Banda Aceh. RU – Pengurus Asosiasi Pengusaha Jasa Boga Indonesia (APJI) Aceh menggelar Rapat Kerja Daerah (Rakerda) sekaligus pengukuhan pengurus DPD APJI Aceh, di The Pade Hotel, Banda Aceh, Sabtu (16/05/2026).
Ketua DPD APJI Aceh, Muhammad Irfan SIP mengatakan, rapat kerja daerah APJI Aceh tahun 2026 ini mengusung tema “Transformasi APJI Aceh Menuju Jasa Boga yang Profesional, Berdaya Saing, dan Berkelanjutan.”
“Tema ini mencerminkan komitmen organisasi untuk terus beradaptasi, improve our quality, serta memperkuat peran APJI sebagai organisasi yang profesional dan visioner di sektor jasa boga,” ujarnya.
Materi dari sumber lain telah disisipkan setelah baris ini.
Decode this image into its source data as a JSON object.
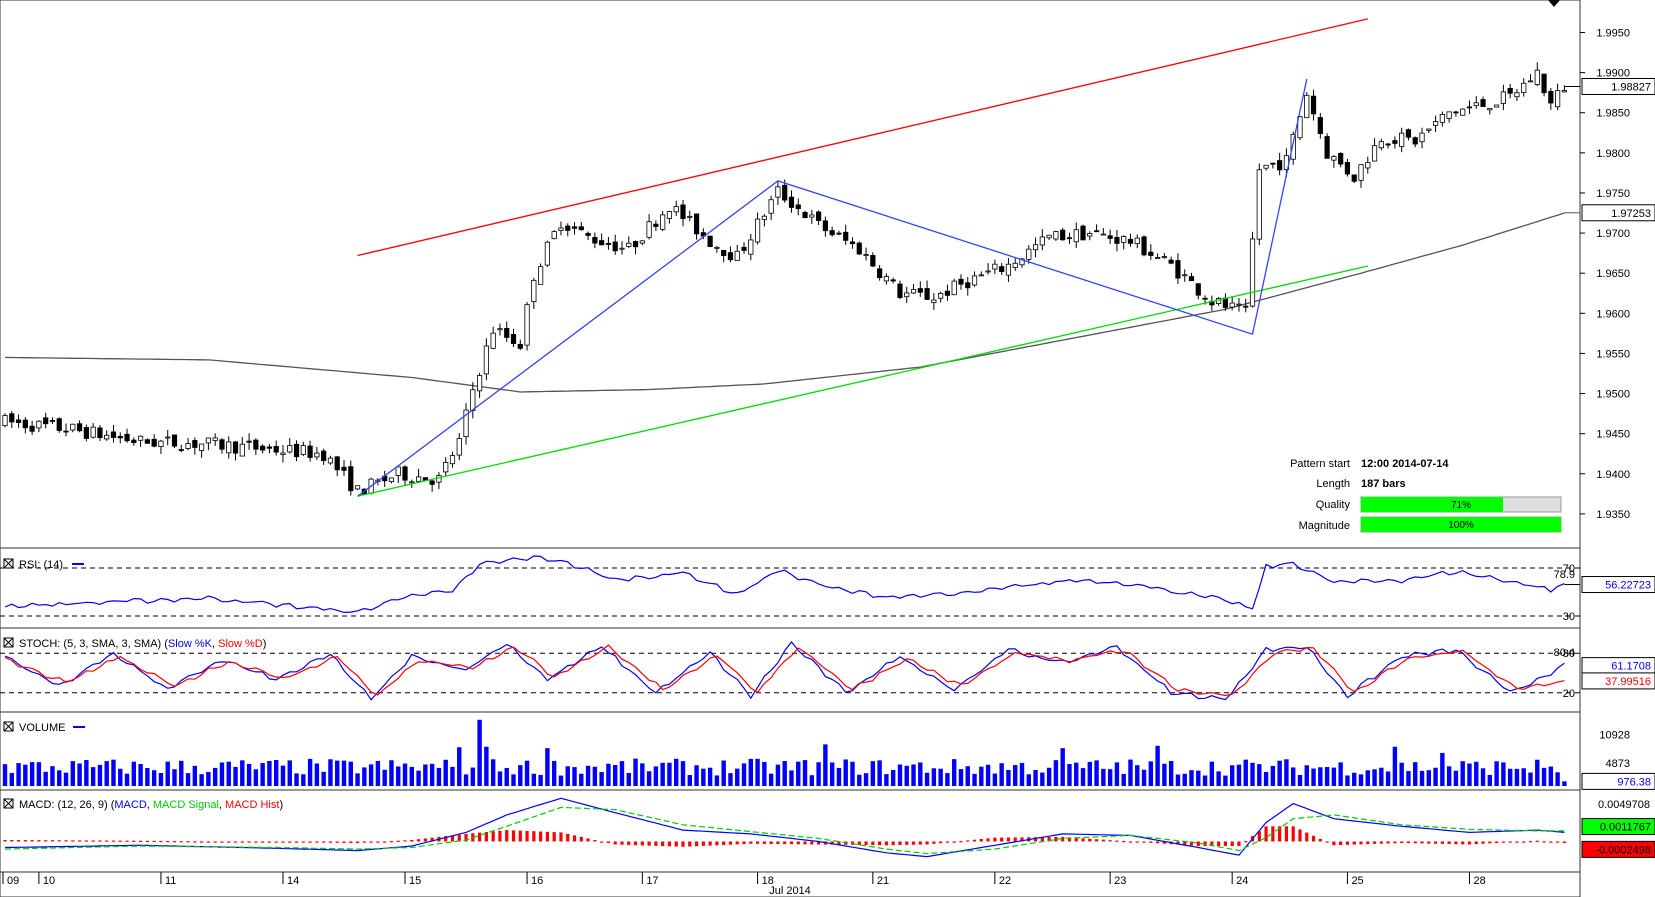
{
  "chart_data": [
    {
      "type": "candlestick",
      "panel": "price",
      "y_ticks": [
        "1.9950",
        "1.9900",
        "1.9850",
        "1.9800",
        "1.9750",
        "1.9700",
        "1.9650",
        "1.9600",
        "1.9550",
        "1.9500",
        "1.9450",
        "1.9400",
        "1.9350"
      ],
      "ylim": [
        1.9315,
        1.9983
      ],
      "last_price": "1.98827",
      "ma_value": "1.97253",
      "channel": {
        "resistance": {
          "from": {
            "bar": 52,
            "price": 1.9672
          },
          "to": {
            "bar": 187,
            "price": 1.996
          },
          "color": "#ff0000"
        },
        "support": {
          "from": {
            "bar": 52,
            "price": 1.9372
          },
          "to": {
            "bar": 187,
            "price": 1.9652
          },
          "color": "#00dd00"
        }
      },
      "zigzag": [
        {
          "bar": 52,
          "price": 1.9372
        },
        {
          "bar": 114,
          "price": 1.9765
        },
        {
          "bar": 184,
          "price": 1.9574
        },
        {
          "bar": 192,
          "price": 1.9892
        }
      ],
      "ma_path": [
        {
          "bar": 0,
          "price": 1.9545
        },
        {
          "bar": 30,
          "price": 1.9542
        },
        {
          "bar": 60,
          "price": 1.952
        },
        {
          "bar": 76,
          "price": 1.9502
        },
        {
          "bar": 95,
          "price": 1.9505
        },
        {
          "bar": 112,
          "price": 1.9512
        },
        {
          "bar": 135,
          "price": 1.9533
        },
        {
          "bar": 160,
          "price": 1.9573
        },
        {
          "bar": 180,
          "price": 1.9605
        },
        {
          "bar": 200,
          "price": 1.965
        },
        {
          "bar": 215,
          "price": 1.9685
        },
        {
          "bar": 230,
          "price": 1.9725
        }
      ],
      "price_path": [
        {
          "bar": 0,
          "price": 1.9465
        },
        {
          "bar": 10,
          "price": 1.9455
        },
        {
          "bar": 20,
          "price": 1.944
        },
        {
          "bar": 30,
          "price": 1.9437
        },
        {
          "bar": 40,
          "price": 1.943
        },
        {
          "bar": 47,
          "price": 1.9425
        },
        {
          "bar": 52,
          "price": 1.9378
        },
        {
          "bar": 58,
          "price": 1.94
        },
        {
          "bar": 64,
          "price": 1.9393
        },
        {
          "bar": 67,
          "price": 1.944
        },
        {
          "bar": 69,
          "price": 1.9505
        },
        {
          "bar": 72,
          "price": 1.958
        },
        {
          "bar": 76,
          "price": 1.9562
        },
        {
          "bar": 78,
          "price": 1.9648
        },
        {
          "bar": 82,
          "price": 1.9715
        },
        {
          "bar": 86,
          "price": 1.9695
        },
        {
          "bar": 92,
          "price": 1.968
        },
        {
          "bar": 98,
          "price": 1.9735
        },
        {
          "bar": 104,
          "price": 1.969
        },
        {
          "bar": 108,
          "price": 1.967
        },
        {
          "bar": 114,
          "price": 1.9752
        },
        {
          "bar": 120,
          "price": 1.971
        },
        {
          "bar": 126,
          "price": 1.968
        },
        {
          "bar": 132,
          "price": 1.9625
        },
        {
          "bar": 137,
          "price": 1.962
        },
        {
          "bar": 142,
          "price": 1.964
        },
        {
          "bar": 148,
          "price": 1.966
        },
        {
          "bar": 154,
          "price": 1.9695
        },
        {
          "bar": 160,
          "price": 1.97
        },
        {
          "bar": 166,
          "price": 1.969
        },
        {
          "bar": 172,
          "price": 1.966
        },
        {
          "bar": 178,
          "price": 1.9615
        },
        {
          "bar": 183,
          "price": 1.96
        },
        {
          "bar": 185,
          "price": 1.978
        },
        {
          "bar": 189,
          "price": 1.979
        },
        {
          "bar": 192,
          "price": 1.9875
        },
        {
          "bar": 195,
          "price": 1.98
        },
        {
          "bar": 199,
          "price": 1.977
        },
        {
          "bar": 203,
          "price": 1.982
        },
        {
          "bar": 208,
          "price": 1.9815
        },
        {
          "bar": 213,
          "price": 1.985
        },
        {
          "bar": 218,
          "price": 1.986
        },
        {
          "bar": 222,
          "price": 1.987
        },
        {
          "bar": 226,
          "price": 1.99
        },
        {
          "bar": 228,
          "price": 1.986
        },
        {
          "bar": 230,
          "price": 1.9883
        }
      ]
    },
    {
      "type": "line",
      "panel": "rsi",
      "title": "RSI: (14)",
      "levels": [
        {
          "label": "70",
          "value": 70
        },
        {
          "label": "30",
          "value": 30
        }
      ],
      "top_label": "78.9",
      "current": "56.22723",
      "ylim": [
        25,
        80
      ],
      "series": [
        {
          "color": "#0000ff",
          "x": [
            0,
            30,
            52,
            60,
            66,
            70,
            78,
            82,
            90,
            100,
            108,
            114,
            122,
            130,
            140,
            150,
            158,
            166,
            174,
            180,
            184,
            186,
            190,
            196,
            206,
            214,
            222,
            228,
            230
          ],
          "values": [
            38,
            45,
            33,
            48,
            50,
            73,
            79,
            76,
            60,
            66,
            48,
            68,
            53,
            46,
            48,
            55,
            60,
            57,
            49,
            43,
            36,
            71,
            74,
            58,
            60,
            67,
            59,
            52,
            56
          ]
        }
      ]
    },
    {
      "type": "line",
      "panel": "stoch",
      "title": "STOCH: (5, 3, SMA, 3, SMA)",
      "legend": [
        "Slow %K",
        "Slow %D"
      ],
      "levels": [
        {
          "label": "80",
          "value": 80
        },
        {
          "label": "20",
          "value": 20
        }
      ],
      "top_label": "80.4",
      "values_shown": [
        "61.1708",
        "37.99516"
      ],
      "ylim": [
        0,
        100
      ],
      "series": [
        {
          "name": "Slow %K",
          "color": "#0000ff",
          "x": [
            0,
            8,
            16,
            24,
            32,
            40,
            48,
            54,
            60,
            68,
            74,
            80,
            88,
            96,
            104,
            110,
            116,
            124,
            132,
            140,
            148,
            156,
            164,
            172,
            180,
            186,
            192,
            198,
            206,
            214,
            222,
            230
          ],
          "values": [
            75,
            30,
            80,
            25,
            70,
            40,
            78,
            10,
            75,
            55,
            95,
            40,
            90,
            20,
            80,
            15,
            95,
            20,
            75,
            25,
            85,
            65,
            90,
            20,
            10,
            85,
            90,
            15,
            75,
            85,
            20,
            61
          ]
        },
        {
          "name": "Slow %D",
          "color": "#ff0000",
          "x": [
            0,
            9,
            17,
            25,
            33,
            41,
            49,
            55,
            61,
            69,
            75,
            81,
            89,
            97,
            105,
            111,
            117,
            125,
            133,
            141,
            149,
            157,
            165,
            173,
            181,
            187,
            193,
            199,
            207,
            215,
            223,
            230
          ],
          "values": [
            70,
            35,
            75,
            30,
            68,
            42,
            75,
            15,
            70,
            58,
            90,
            45,
            88,
            25,
            78,
            20,
            90,
            25,
            72,
            30,
            80,
            68,
            85,
            25,
            15,
            80,
            88,
            20,
            72,
            83,
            25,
            38
          ]
        }
      ]
    },
    {
      "type": "bar",
      "panel": "volume",
      "title": "VOLUME",
      "y_ticks": [
        "10928",
        "4873"
      ],
      "current": "976.38",
      "ylim": [
        0,
        14800
      ],
      "series": [
        {
          "color": "#0000ff",
          "spikes": [
            {
              "bar": 70,
              "value": 14000
            },
            {
              "bar": 67,
              "value": 8200
            },
            {
              "bar": 71,
              "value": 8300
            },
            {
              "bar": 80,
              "value": 8000
            },
            {
              "bar": 121,
              "value": 8800
            },
            {
              "bar": 156,
              "value": 8000
            },
            {
              "bar": 170,
              "value": 8500
            },
            {
              "bar": 205,
              "value": 8300
            },
            {
              "bar": 212,
              "value": 7000
            }
          ],
          "base": 4000,
          "last": 976
        }
      ]
    },
    {
      "type": "line",
      "panel": "macd",
      "title": "MACD: (12, 26, 9)",
      "legend": [
        "MACD",
        "MACD Signal",
        "MACD Hist"
      ],
      "y_ticks": [
        "0.0049708"
      ],
      "values_shown": [
        "0.0011767",
        "-0.0002498"
      ],
      "ylim": [
        -0.0035,
        0.006
      ],
      "series": [
        {
          "name": "MACD",
          "color": "#0000ff",
          "x": [
            0,
            20,
            40,
            52,
            60,
            68,
            74,
            82,
            90,
            100,
            110,
            120,
            130,
            136,
            146,
            156,
            166,
            176,
            182,
            186,
            190,
            196,
            206,
            216,
            226,
            230
          ],
          "values": [
            -0.0008,
            -0.0005,
            -0.0009,
            -0.0012,
            -0.0006,
            0.0012,
            0.0035,
            0.0057,
            0.0038,
            0.0015,
            0.001,
            0.0,
            -0.0015,
            -0.002,
            -0.0005,
            0.001,
            0.0008,
            -0.0008,
            -0.0018,
            0.0025,
            0.005,
            0.003,
            0.002,
            0.0012,
            0.0015,
            0.0012
          ]
        },
        {
          "name": "MACD Signal",
          "color": "#00cc00",
          "x": [
            0,
            20,
            40,
            52,
            60,
            68,
            74,
            82,
            90,
            100,
            110,
            120,
            130,
            136,
            146,
            156,
            166,
            176,
            182,
            186,
            190,
            196,
            206,
            216,
            226,
            230
          ],
          "values": [
            -0.001,
            -0.0006,
            -0.0008,
            -0.001,
            -0.0008,
            0.0002,
            0.002,
            0.0045,
            0.0042,
            0.0022,
            0.0013,
            0.0004,
            -0.001,
            -0.0016,
            -0.001,
            0.0004,
            0.0008,
            -0.0002,
            -0.0012,
            0.0005,
            0.003,
            0.0035,
            0.0022,
            0.0016,
            0.0014,
            0.0014
          ]
        }
      ]
    }
  ],
  "x_labels": [
    {
      "label": "09",
      "bar": 0
    },
    {
      "label": "10",
      "bar": 5
    },
    {
      "label": "11",
      "bar": 23
    },
    {
      "label": "14",
      "bar": 41
    },
    {
      "label": "15",
      "bar": 59
    },
    {
      "label": "16",
      "bar": 77
    },
    {
      "label": "17",
      "bar": 94
    },
    {
      "label": "18",
      "bar": 111
    },
    {
      "label": "21",
      "bar": 128
    },
    {
      "label": "22",
      "bar": 146
    },
    {
      "label": "23",
      "bar": 163
    },
    {
      "label": "24",
      "bar": 181
    },
    {
      "label": "25",
      "bar": 198
    },
    {
      "label": "28",
      "bar": 216
    }
  ],
  "x_month_label": "Jul 2014",
  "pattern_info": {
    "start_label": "Pattern start",
    "start_value": "12:00 2014-07-14",
    "length_label": "Length",
    "length_value": "187 bars",
    "quality_label": "Quality",
    "quality_value": "71%",
    "quality_fraction": 0.71,
    "magnitude_label": "Magnitude",
    "magnitude_value": "100%",
    "magnitude_fraction": 1.0
  },
  "colors": {
    "resistance": "#ff0000",
    "support": "#00dd00",
    "zigzag": "#3344ff",
    "ma": "#555555",
    "candle_bull": "#ffffff",
    "candle_bear": "#000000",
    "rsi": "#0000ff",
    "stoch_k": "#0000ff",
    "stoch_d": "#ff0000",
    "volume": "#0000ff",
    "macd": "#0000ff",
    "macd_signal": "#00cc00",
    "macd_hist": "#ff0000",
    "bar_fill": "#00ff00",
    "bar_track": "#dddddd"
  }
}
Ia mengungkapkan Rakerda ini juga diselenggarakan sebagai forum strategis dalam menjalankan agenda utama organisasi, yaitu:
1. Melakukan evaluasi terhadap pelaksanaan program kerja APJI Aceh sebagai bagian dari continuous improvement,
2. Menyusun dan menetapkan program kerja strategis yang profesional, terukur, dan responsive terhadap kebutuhan anggota serta perkembangan industri jasa boga,
3. Memperkuat sinergi dan kolaborasi antara pengurus, anggota, dan para stakeholders dalam mendukung pertumbuhan sektor jasa boga dan UMKM kuliner di Aceh,
4. Serta melaksanakan pengukuhan anggota Dewan Pimpinan Daerah (DPD) APJI Provinsi Aceh, sebagai bentuk legalitas organisasi, penguatan struktur kelembagaan, serta komitmen bersama dalam menjalankan roda organisasi secara profesional dan bertanggung jawab.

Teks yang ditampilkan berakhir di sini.